I’m afraid of creating. Only over the last two years have I gotten over my fear of creating for myself. If you’re keeping me completely honest, I’m still afraid of what people will think of me when they read my journals after I die. I’m not the only one, of course: Elizabeth Gilbert writes about fear in Big Magic, Hank Green talks about it in this video (which I will link to when I find it because I don’t remember what it’s called, but it spoke to me), and when you google “fear of creation” a bunch of creators come up to talk about it. They’ve learned to live with it, even to let it drive them. For me, right now, my fear ties a knot in my stomach, it reaches for the remote and turns on Netflix as soon as I get home. It makes me sleepy and comes up with all kinds of excuses. I’ve read 4 books since I wrote about Bark and I’ve started two reviews, but they’re not good enough.

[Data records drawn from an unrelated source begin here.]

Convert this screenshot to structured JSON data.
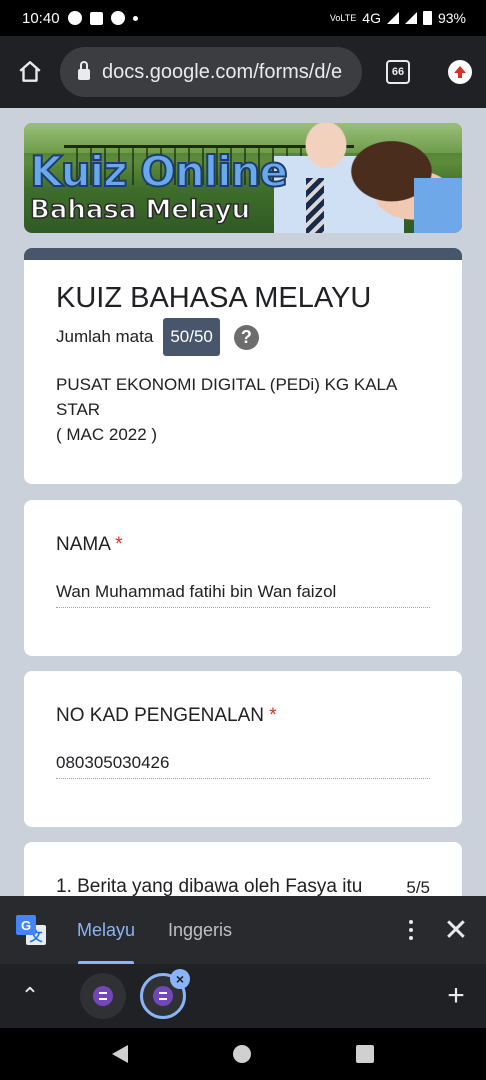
{
  "status_bar": {
    "time": "10:40",
    "network": "4G",
    "volte": "VoLTE",
    "battery": "93%"
  },
  "browser": {
    "url": "docs.google.com/forms/d/e",
    "tab_count": "66"
  },
  "banner": {
    "title": "Kuiz Online",
    "subtitle": "Bahasa Melayu"
  },
  "form": {
    "title": "KUIZ BAHASA MELAYU",
    "score_label": "Jumlah mata",
    "score_value": "50/50",
    "help": "?",
    "description_line1": "PUSAT EKONOMI DIGITAL (PEDi) KG KALA",
    "description_line2": "STAR",
    "description_line3": "( MAC 2022 )"
  },
  "questions": [
    {
      "label": "NAMA",
      "required": "*",
      "answer": "Wan Muhammad fatihi bin Wan faizol"
    },
    {
      "label": "NO KAD PENGENALAN",
      "required": "*",
      "answer": "080305030426"
    },
    {
      "label": "1. Berita yang dibawa oleh Fasya itu",
      "points": "5/5"
    }
  ],
  "translate": {
    "lang_source": "Melayu",
    "lang_target": "Inggeris"
  },
  "tab_strip": {
    "close": "×",
    "new_tab": "+"
  },
  "colors": {
    "form_accent": "#48566b",
    "page_bg": "#cbd1da",
    "translate_active": "#8ab4f8",
    "required": "#d93025"
  }
}
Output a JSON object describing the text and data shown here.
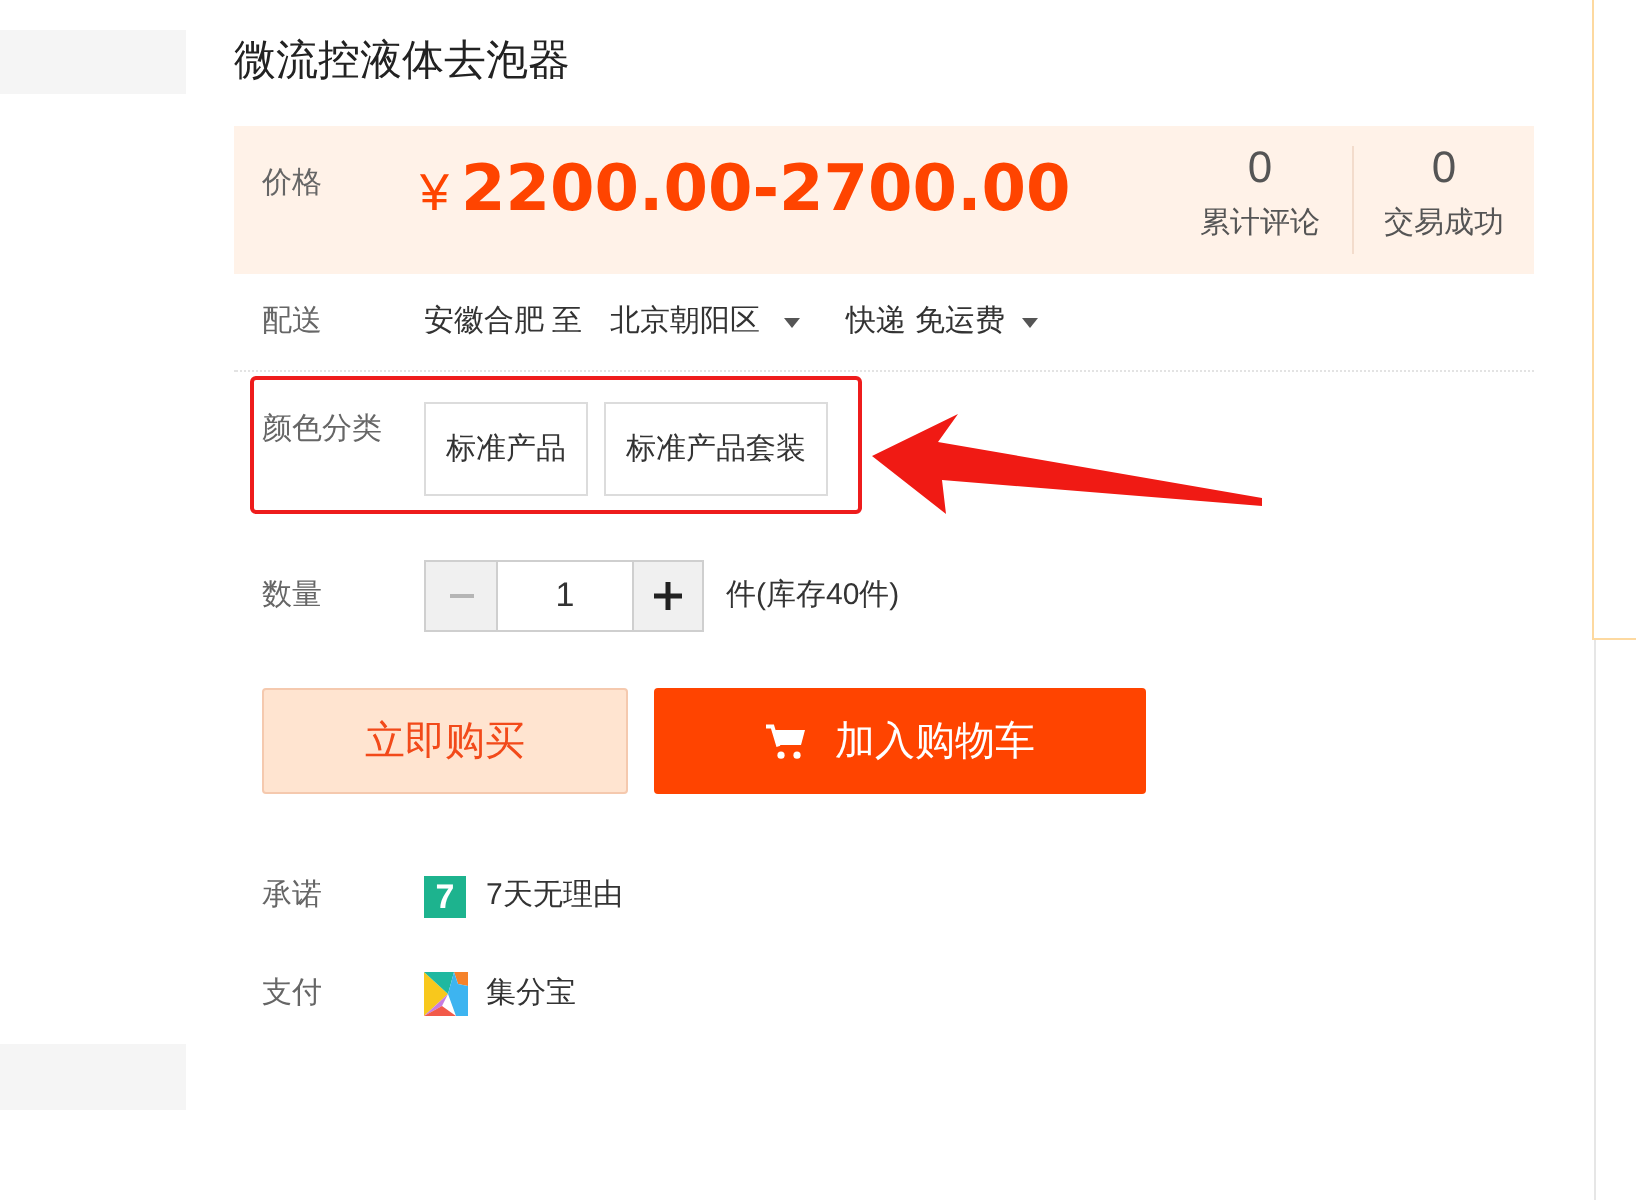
{
  "title": "微流控液体去泡器",
  "price": {
    "label": "价格",
    "currency": "¥",
    "amount": "2200.00-2700.00",
    "stats": [
      {
        "count": "0",
        "label": "累计评论"
      },
      {
        "count": "0",
        "label": "交易成功"
      }
    ]
  },
  "delivery": {
    "label": "配送",
    "origin": "安徽合肥 至",
    "destination": "北京朝阳区",
    "shipping": "快递 免运费"
  },
  "variants": {
    "label": "颜色分类",
    "highlighted": true,
    "options": [
      {
        "label": "标准产品",
        "selected": false
      },
      {
        "label": "标准产品套装",
        "selected": false
      }
    ]
  },
  "quantity": {
    "label": "数量",
    "value": "1",
    "decrease_disabled": true,
    "increase_disabled": false,
    "stock": "件(库存40件)"
  },
  "actions": [
    {
      "kind": "buy",
      "label": "立即购买"
    },
    {
      "kind": "cart",
      "label": "加入购物车"
    }
  ],
  "services": [
    {
      "kind": "promise",
      "label": "承诺",
      "badge": "7",
      "text": "7天无理由"
    },
    {
      "kind": "payment",
      "label": "支付",
      "text": "集分宝"
    }
  ]
}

Yesterday I told myself I would post something on my blog every single day. Because I have limited time and energy today, I wanted to share this tidbit about where I’m at in my journey as a writer. And maybe some of you feel the same way?
Fear is my least favorite emotion, and the prospect of living with it throughout my career is daunting. But maybe I’ll strike a bargain with my fear – just so it isn’t in the driver’s seat anymore. I’ll let you know when I do.